Lila Monsour speaks at a vigil at City Hall for Muslims killed in Christchurch, New Zealand. Bill Phillips photo
Lila Mansour speaks at a vigil at City Hall for Muslims killed in Christchurch, New Zealand. Bill Phillips photo

BY BILL PHILLIPS

bill@pgdailynews.ca

Lila Mansour grew up Muslim in Prince George.

She is grateful for the greater community that supported her, allowing her to grow up without fearing that who she is might make her a target.

“Growing up in Prince George, I’ve never been afraid to be a Muslim, I’ve never been afraid to show that I’m Muslim, I’ve never been afraid to say that I’m Muslim,” she told a crowd of about 100 people at vigil at City Hall for Muslims killed last week in Christchurch, New Zealand. “I’m very thankful for that. I’m very thankful for the wonderful Prince George community that has always supported me. I’m very fortunate.”

Members of the community, including Prince George-Valemount Shirley Bond and Mayor Lyn Hall who also spoke, came out to show support for the victims and their families and the Muslim community in Prince George. Last week 50 Muslims were killed and more injured in a shooting at two mosques in New Zealand.

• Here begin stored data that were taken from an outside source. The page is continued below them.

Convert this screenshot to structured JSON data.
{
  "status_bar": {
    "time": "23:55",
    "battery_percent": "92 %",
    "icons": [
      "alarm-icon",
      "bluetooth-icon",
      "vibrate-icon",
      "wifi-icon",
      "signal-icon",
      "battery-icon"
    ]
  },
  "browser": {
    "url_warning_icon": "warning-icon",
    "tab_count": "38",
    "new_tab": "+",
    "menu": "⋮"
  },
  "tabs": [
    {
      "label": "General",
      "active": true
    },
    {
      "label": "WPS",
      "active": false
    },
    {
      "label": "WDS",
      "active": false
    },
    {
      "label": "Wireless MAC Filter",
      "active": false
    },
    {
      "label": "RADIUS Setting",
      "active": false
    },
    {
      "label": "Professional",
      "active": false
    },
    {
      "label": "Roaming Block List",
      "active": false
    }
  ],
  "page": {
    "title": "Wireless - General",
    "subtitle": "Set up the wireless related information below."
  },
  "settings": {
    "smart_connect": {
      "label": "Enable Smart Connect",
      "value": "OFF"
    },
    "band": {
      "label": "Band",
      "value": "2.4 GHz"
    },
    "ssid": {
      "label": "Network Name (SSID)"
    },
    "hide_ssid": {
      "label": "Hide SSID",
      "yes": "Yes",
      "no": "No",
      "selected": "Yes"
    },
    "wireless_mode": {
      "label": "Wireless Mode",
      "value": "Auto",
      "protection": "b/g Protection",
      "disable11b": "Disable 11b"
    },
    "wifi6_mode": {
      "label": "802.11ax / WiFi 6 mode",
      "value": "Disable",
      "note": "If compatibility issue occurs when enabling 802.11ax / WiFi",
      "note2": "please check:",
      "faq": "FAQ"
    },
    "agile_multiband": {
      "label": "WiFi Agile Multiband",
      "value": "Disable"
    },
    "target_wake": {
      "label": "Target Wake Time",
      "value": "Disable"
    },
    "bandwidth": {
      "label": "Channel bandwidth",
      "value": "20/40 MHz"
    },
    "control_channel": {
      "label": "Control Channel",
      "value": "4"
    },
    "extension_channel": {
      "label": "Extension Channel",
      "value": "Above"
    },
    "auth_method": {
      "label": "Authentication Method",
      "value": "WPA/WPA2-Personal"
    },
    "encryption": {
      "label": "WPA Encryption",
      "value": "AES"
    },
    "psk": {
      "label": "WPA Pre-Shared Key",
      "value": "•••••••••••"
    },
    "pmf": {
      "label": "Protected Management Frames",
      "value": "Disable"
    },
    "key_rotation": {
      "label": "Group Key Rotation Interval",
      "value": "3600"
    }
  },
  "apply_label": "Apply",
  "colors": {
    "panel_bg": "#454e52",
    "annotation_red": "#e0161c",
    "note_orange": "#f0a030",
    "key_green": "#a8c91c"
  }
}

“Thank you to those of you who are thinking of us,” said Mansour. “It means so much, having grown up in Prince George, to see your support. It gives me strength.”

She said that whoever kills an innocent person, is as if they’ve killed all of humanity, regardless of their faith. She said that Muslims believe that those who die unjustly go to paradise.

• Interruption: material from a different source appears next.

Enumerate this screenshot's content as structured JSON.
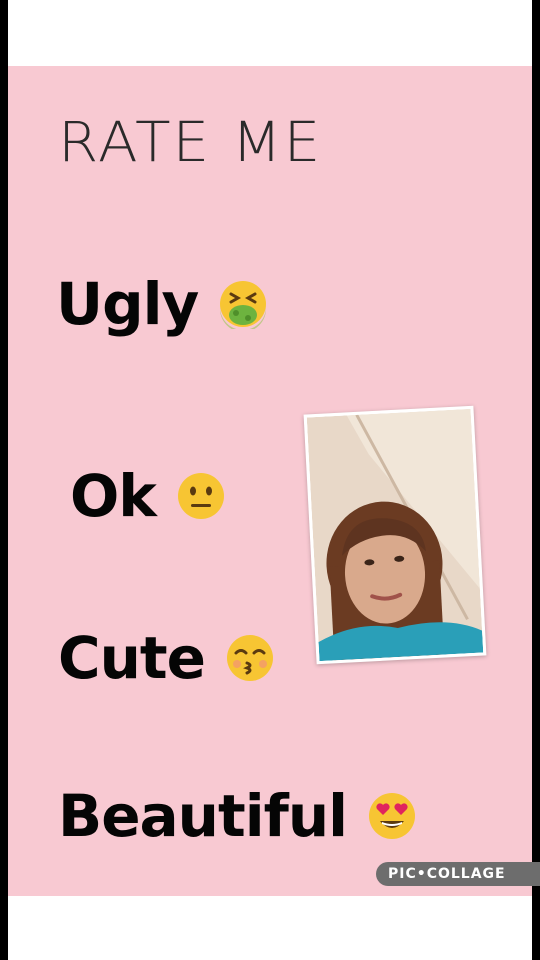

“I can’t imagine what (the family members) are feeling, or what they’re going through … the shock,” she said. “None of us go to our mosque for our Friday prayer, or any day of the week, thinking that we might not come home that day. I’m sure that you, when you go to your place of worship, think that you might not come home that day.”

It was just two years ago a similar vigil was held on City Hall steps two years ago as community members gathered in support of those killed in a shooting at a Quebec mosque.

“It’s all too real, too soon,” said Mansour. “I can’t believe that I’m back here again two years later.”

She goes to the mosque regularly and, she says, she says feels safe doing so.

“Unfortunately, Islamophobia is a real problem,” she said. “It’s very, very real. Racism and discrimination are very real. Hatred and extremism are present in the world around us. These things can’t be ignored. No city is immune to this, not even Prince George.”

“We must look past our differences and look at the things that connect us and bring us together. Our biggest fear is not of terror but of ignorance.”

The vigil was organized by the South Asian Student Association at UNBC.

“On March 15, 2019, a white supremacist terrorist mercilessly murdered more than 40 Muslims in Christchurch,” said Fizza Rashid, co-president of the association. “This individual recorded, and live-streamed the massacre, and published a white supremacist manifesto, quoting both the U.S. Constitution and President Donald Trump.”

Many right-wing politicians promote racist and xenophobic rhetoric, which creates fear, she said.

“Terrorism has no religion,” Rashid said.